Robert Zubrin, |
The Holy Land
Back in 1994, seven years before he ventured into the science fiction field with his mission-to-Mars novel First Landing, I interviewed Robert Zubrin for a television show called e-Scape Velocity. When I asked him about the role science fiction had played in the advancement of the space program, he replied, "I know myself and many other aerospace engineers are all in this field because of a certain vision that we got of the human future by reading science fiction in our youth. So I think that science fiction has done an enormous amount. I'd like it to do more but we'd be nowhere without science fiction."

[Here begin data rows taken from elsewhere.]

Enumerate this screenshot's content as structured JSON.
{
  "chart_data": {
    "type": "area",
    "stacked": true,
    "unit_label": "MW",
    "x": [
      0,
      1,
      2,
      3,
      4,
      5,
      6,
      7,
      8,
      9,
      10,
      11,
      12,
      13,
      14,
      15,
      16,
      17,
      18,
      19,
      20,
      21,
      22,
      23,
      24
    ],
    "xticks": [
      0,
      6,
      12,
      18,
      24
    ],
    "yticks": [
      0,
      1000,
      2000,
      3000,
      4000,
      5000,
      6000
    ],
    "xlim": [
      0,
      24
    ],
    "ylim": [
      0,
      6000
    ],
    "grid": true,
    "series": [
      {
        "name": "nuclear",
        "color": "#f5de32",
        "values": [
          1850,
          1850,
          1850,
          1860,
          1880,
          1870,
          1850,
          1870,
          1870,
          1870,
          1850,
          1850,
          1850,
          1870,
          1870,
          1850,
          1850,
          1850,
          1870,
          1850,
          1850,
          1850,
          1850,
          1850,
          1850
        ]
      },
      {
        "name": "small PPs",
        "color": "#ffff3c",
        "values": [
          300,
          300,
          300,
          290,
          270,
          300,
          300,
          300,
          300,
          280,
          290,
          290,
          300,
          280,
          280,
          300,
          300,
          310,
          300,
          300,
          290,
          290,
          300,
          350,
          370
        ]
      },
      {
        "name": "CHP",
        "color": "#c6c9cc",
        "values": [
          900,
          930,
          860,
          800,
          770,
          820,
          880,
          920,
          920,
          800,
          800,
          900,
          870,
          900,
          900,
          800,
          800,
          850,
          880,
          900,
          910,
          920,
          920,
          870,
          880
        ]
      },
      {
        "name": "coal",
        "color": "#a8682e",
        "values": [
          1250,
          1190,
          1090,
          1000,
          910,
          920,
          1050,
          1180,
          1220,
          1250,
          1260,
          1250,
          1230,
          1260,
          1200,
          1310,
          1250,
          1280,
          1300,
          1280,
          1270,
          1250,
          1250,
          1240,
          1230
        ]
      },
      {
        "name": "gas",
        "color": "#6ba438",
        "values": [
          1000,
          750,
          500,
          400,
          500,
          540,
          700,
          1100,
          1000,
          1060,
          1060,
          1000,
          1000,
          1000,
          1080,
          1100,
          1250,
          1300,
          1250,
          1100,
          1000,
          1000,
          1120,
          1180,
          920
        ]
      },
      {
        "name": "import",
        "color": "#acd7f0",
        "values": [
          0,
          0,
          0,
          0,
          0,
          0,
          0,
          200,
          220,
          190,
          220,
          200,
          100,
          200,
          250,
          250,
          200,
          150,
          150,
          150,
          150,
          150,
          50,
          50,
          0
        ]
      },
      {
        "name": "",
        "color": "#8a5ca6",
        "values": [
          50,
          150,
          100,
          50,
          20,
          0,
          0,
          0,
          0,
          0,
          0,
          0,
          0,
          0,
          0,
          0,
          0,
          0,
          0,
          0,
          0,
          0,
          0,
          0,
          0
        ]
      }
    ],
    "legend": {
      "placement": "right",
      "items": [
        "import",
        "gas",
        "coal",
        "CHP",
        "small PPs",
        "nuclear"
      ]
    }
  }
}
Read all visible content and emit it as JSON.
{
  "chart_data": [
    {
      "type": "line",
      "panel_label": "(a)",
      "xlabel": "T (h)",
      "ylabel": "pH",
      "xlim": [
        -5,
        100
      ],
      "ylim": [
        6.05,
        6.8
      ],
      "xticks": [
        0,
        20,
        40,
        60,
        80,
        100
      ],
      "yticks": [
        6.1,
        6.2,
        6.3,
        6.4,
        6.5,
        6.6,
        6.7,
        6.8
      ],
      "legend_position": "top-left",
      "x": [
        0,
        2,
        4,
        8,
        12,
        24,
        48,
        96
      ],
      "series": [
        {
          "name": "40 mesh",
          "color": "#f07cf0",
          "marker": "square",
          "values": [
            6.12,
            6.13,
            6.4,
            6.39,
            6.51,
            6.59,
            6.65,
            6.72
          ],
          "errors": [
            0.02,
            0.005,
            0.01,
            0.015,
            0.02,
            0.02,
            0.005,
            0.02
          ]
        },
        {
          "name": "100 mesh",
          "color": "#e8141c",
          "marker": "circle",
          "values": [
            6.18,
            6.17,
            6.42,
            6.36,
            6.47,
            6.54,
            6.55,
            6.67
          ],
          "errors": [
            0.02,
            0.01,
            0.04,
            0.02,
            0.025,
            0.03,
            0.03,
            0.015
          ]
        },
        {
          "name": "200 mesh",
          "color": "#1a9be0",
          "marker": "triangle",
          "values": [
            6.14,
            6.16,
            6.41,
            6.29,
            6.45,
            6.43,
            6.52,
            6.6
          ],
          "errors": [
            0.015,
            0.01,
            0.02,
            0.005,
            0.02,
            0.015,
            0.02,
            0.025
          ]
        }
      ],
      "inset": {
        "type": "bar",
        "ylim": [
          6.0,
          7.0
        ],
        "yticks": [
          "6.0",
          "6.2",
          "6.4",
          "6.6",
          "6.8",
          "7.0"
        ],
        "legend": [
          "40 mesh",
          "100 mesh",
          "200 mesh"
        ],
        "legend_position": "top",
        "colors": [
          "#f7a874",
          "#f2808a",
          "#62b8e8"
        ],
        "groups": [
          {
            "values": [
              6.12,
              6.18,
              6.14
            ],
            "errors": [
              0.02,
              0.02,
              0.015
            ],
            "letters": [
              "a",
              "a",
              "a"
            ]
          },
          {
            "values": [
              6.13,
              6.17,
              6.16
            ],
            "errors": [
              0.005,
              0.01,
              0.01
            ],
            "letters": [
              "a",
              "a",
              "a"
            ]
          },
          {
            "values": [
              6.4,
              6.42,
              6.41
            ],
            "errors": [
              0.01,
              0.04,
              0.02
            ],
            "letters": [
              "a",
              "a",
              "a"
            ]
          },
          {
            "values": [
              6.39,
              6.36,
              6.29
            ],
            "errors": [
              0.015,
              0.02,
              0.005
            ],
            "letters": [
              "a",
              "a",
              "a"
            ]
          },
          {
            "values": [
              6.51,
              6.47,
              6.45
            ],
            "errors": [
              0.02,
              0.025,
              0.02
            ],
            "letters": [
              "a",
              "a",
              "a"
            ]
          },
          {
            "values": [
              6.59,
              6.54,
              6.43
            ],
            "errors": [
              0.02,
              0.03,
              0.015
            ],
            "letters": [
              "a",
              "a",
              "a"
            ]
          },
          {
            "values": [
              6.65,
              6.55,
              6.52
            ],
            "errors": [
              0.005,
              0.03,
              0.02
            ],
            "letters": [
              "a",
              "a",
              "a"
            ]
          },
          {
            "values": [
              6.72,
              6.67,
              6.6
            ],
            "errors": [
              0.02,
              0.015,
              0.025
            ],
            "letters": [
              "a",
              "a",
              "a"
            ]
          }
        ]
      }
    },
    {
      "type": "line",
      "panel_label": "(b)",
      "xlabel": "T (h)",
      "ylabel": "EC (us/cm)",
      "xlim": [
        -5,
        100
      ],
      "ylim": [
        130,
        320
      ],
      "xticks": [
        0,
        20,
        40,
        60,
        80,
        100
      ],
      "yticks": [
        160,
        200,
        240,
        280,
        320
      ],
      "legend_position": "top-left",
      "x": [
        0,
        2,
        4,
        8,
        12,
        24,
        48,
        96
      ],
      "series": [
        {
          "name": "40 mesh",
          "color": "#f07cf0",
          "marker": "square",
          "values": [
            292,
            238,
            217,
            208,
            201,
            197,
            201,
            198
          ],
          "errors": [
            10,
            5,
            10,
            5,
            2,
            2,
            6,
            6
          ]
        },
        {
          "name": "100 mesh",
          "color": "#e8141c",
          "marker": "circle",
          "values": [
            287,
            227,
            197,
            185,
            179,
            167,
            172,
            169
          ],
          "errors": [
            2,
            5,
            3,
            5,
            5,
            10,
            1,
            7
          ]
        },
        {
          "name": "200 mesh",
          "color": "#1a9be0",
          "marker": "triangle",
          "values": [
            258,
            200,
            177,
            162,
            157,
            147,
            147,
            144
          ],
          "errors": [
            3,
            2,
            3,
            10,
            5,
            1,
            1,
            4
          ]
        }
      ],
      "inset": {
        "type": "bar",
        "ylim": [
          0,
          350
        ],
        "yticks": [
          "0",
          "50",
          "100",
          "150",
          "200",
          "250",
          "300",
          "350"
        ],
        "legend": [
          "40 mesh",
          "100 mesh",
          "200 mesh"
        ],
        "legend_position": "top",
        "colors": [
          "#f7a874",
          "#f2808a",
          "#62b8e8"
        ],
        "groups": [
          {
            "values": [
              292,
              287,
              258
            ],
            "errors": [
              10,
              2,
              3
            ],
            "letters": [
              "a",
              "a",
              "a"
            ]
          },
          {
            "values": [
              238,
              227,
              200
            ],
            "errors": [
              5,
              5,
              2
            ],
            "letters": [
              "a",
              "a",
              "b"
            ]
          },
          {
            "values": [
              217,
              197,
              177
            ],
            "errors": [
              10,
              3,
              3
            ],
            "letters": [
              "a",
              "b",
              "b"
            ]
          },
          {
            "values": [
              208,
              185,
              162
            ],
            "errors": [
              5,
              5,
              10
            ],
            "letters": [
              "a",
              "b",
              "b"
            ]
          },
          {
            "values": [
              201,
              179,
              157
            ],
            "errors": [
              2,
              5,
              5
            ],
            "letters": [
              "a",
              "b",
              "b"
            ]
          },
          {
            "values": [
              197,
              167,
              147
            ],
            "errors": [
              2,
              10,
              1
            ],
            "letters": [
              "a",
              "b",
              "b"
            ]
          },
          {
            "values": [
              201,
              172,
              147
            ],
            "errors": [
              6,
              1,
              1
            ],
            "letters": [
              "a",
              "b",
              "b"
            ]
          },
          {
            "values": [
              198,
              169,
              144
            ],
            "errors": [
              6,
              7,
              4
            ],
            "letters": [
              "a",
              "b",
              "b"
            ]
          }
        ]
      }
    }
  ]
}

And so we come to Zubrin's most recent foray into science-fiction writing, The Holy Land. If First Landing was intended as propaganda for a manned mission to Mars, Zubrin has very different goals for The Holy Land. The novel follows more in the footsteps of Douglas Adams than it does in those of Heinlein or Clarke. But added to the book's Adams-esque comedic approach is a healthy dose of John Brunner-style political activism.
Brunner's brilliant novel The Sheep Look Up (1972) envisioned an ecological apocalypse resulting from the American capitalist/consumerist way of life. Zubrin presents an equally pessimistic future extrapolated from the current American political reality of the war on terror and the concurrent erosion of the separation of church and state.
The Holy Land is America. The President and his Christian administration feel that American sovereignty is being threatened by foreigners. The foreigners in question are the Minervans, refugees from a galactic war who have been rescued by the Western Galactic Empire and resettled on Earth. Now that the Minervans have moved into what was once Kennewick, Wash., buying out the locals and building 300-story skyscrapers where once there were homes and businesses, the U.S. government feels it must take decisive action to expel the intruders.
Unfortunately, the U.S. military is no match for the purely defensive "disarmers" the Minervans employ to destroy any weapons used against them. But there are other ways to win a war. So the government undertakes a plan to discredit the Minervans in galactic opinion, painting them as heartless oppressors. The plan involves moving former Kennewickians into slum-like refugee camps and recruiting the refugees' children for suicidal attacks on the pagan aliens.
While this may not sound like the stuff of uproarious comedy, The Holy Land is in fact a very funny book. It's a mix of humor and social commentary that would, without a doubt, make Michael Moore smile. While we Earthlings are depicted as smelly, backward, "proto-rational" animals, Zubrin's portrayal of the Minervans and the members of the Western Galactic Empire (the Weegees) is no less barbed. When Lisa White, director of public communications for the U.S. government, appears before the Weegee court to defend America against the charge that it aided in the sabotage of a starship -- triggering a reaction that destroyed several planets, killing all their inhabitants -- she has been meticulously scrubbed and carefully clothed so as to be presentable. Mrs. White's legal representative, Junea, comments....
"The Divine Princess will note that Mrs. White is wearing an original Felgorgious gown."
The Holy Land is an impressive book. It made me laugh and it made me think. That's a dynamic combination. But the fact that Robert Zubrin wrote this novel before the tide of public opinion turned and made it safe to be critical of the methodology of the American war on terror, because he wrote it before it was safe to question the economic justifications for selecting targets for that war while passing over other potential targets, this is quite a brave book.
And if this book can have an impact on public policy equal to even a small portion of the impact science fiction had on the space program then I'm sure Zubrin will be over the moon -- or Mars -- with joy.